In my view, the preceding analysis shows that Norwegian law regarding limitation and prescription of claims for recovery of unlawfully granted state aid is unnecessarily complicated, and that it leads to situations where Norwegian grantors must complain to ESA rather than simply recovering the aid themselves. This could be alleviated by amending the Norwegian State Aid Procedures Act and applying the limitation rule applicable to ESA to Norwegian grantors. Admittedly, applying a 10-year rule to Norwegian grantors would create a less foreseeable situation for beneficiaries. In my view, this would nevertheless be more appropriate and manageable than the system currently in force.

 


[1] See EFTA Surveillance Authority Decision No 173/23/COL of 6 December 2023 to open a formal investigation into the sale of a property in Lørenskog (Case 89161), available at: EUR-Lex - E2024C01232 - EN - EUR-Lex (europa.eu) (accessed 7 June 2024).
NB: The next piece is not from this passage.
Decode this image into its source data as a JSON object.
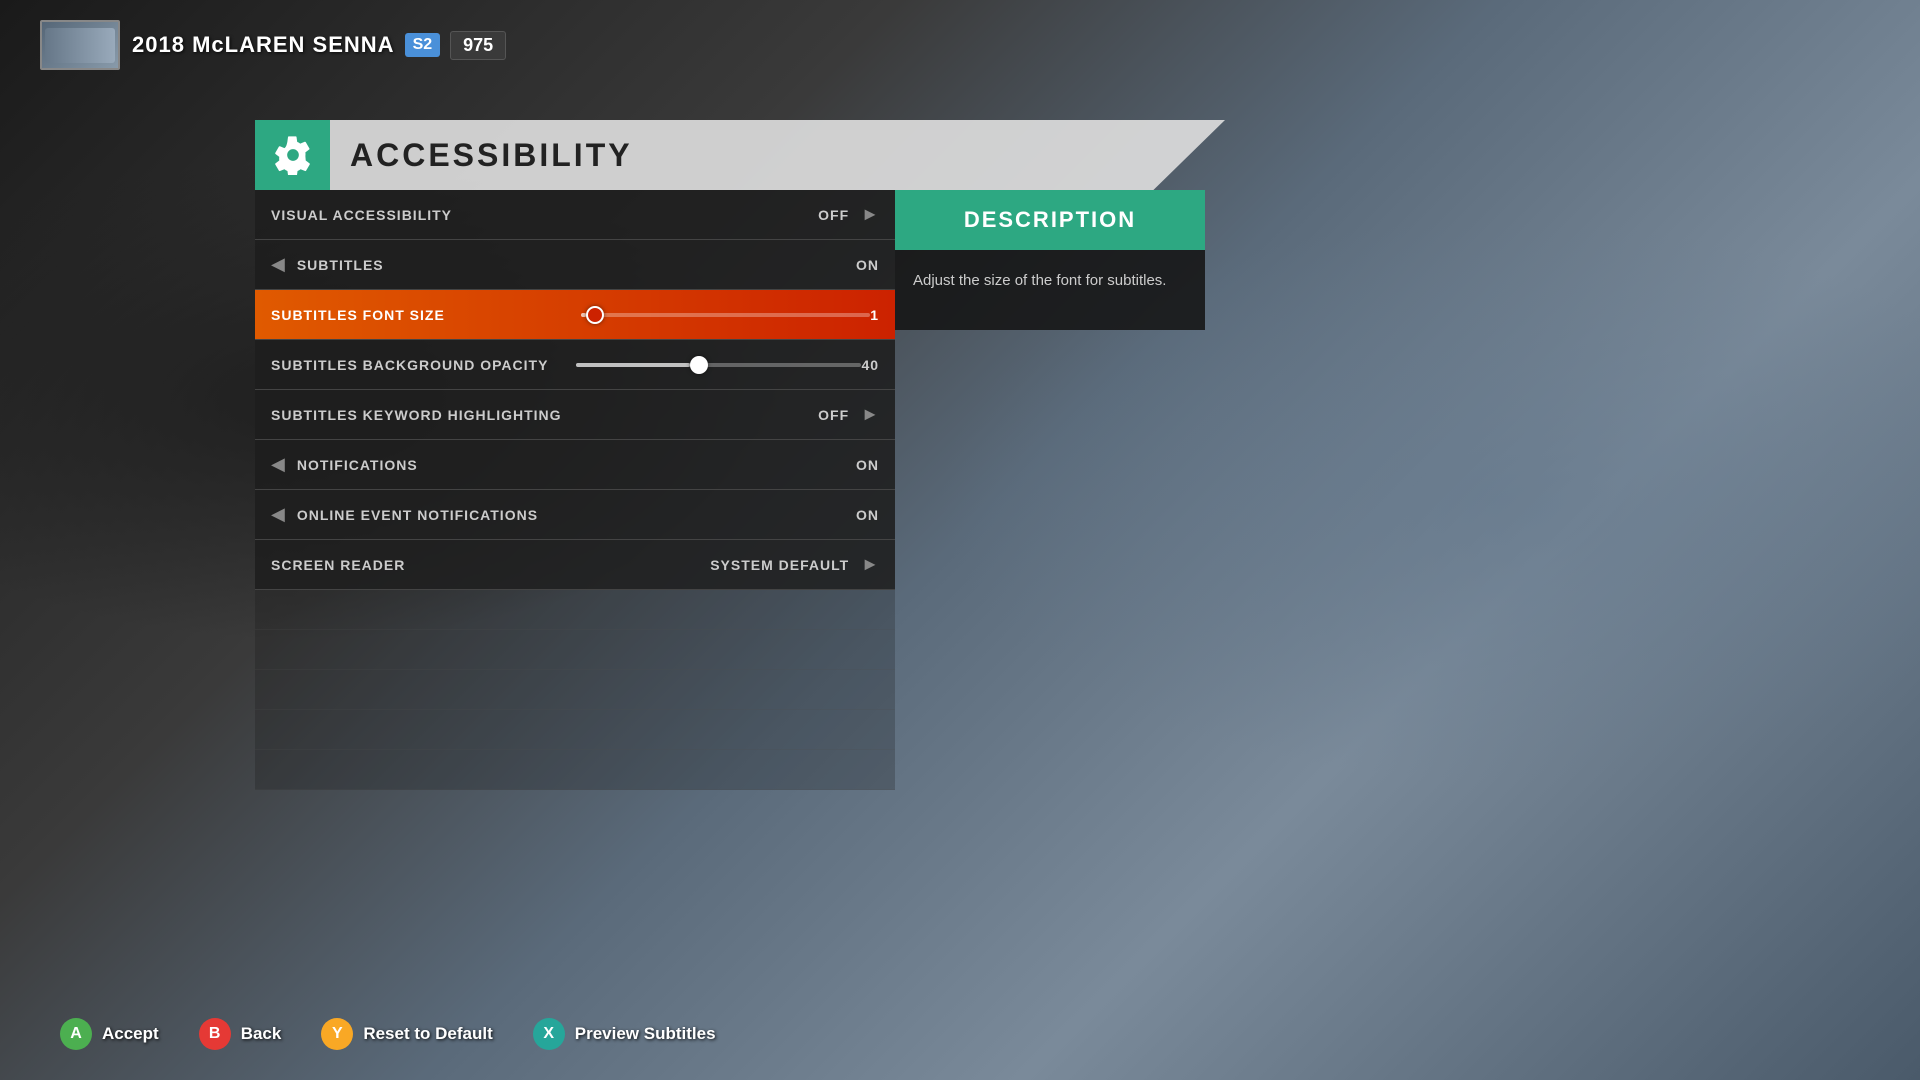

[2] The legal basis for this obligation under EEA law is Protocol 3 to the SCA Part I Article 1 (3) and Part II Article 3, interpreted in light of case C-349/17 Eesti Pagar AS [2019] ECLI:EU:C:2019:172 para. 92. This was accepted by the Norwegian Supreme Court in HR-2023-1807-A para. 73. Furthermore, this obligation is now enshrined in the Norwegian State Aid Procedures Act § 12.

[3] Protocol 3 to the SCA Part II Article 14 (3).

[5] HR-2013-2623-A. The rule was later confirmed in HR-2023-1807-A para. 47.

[7] Protocol 3 to the SCA Part II Article 15 (1) and (2).

[14] See, for instance, case T-207/10 Deutsche Telekom [2018] ECLI:EU:T:2018:786 paras. 40 and 46.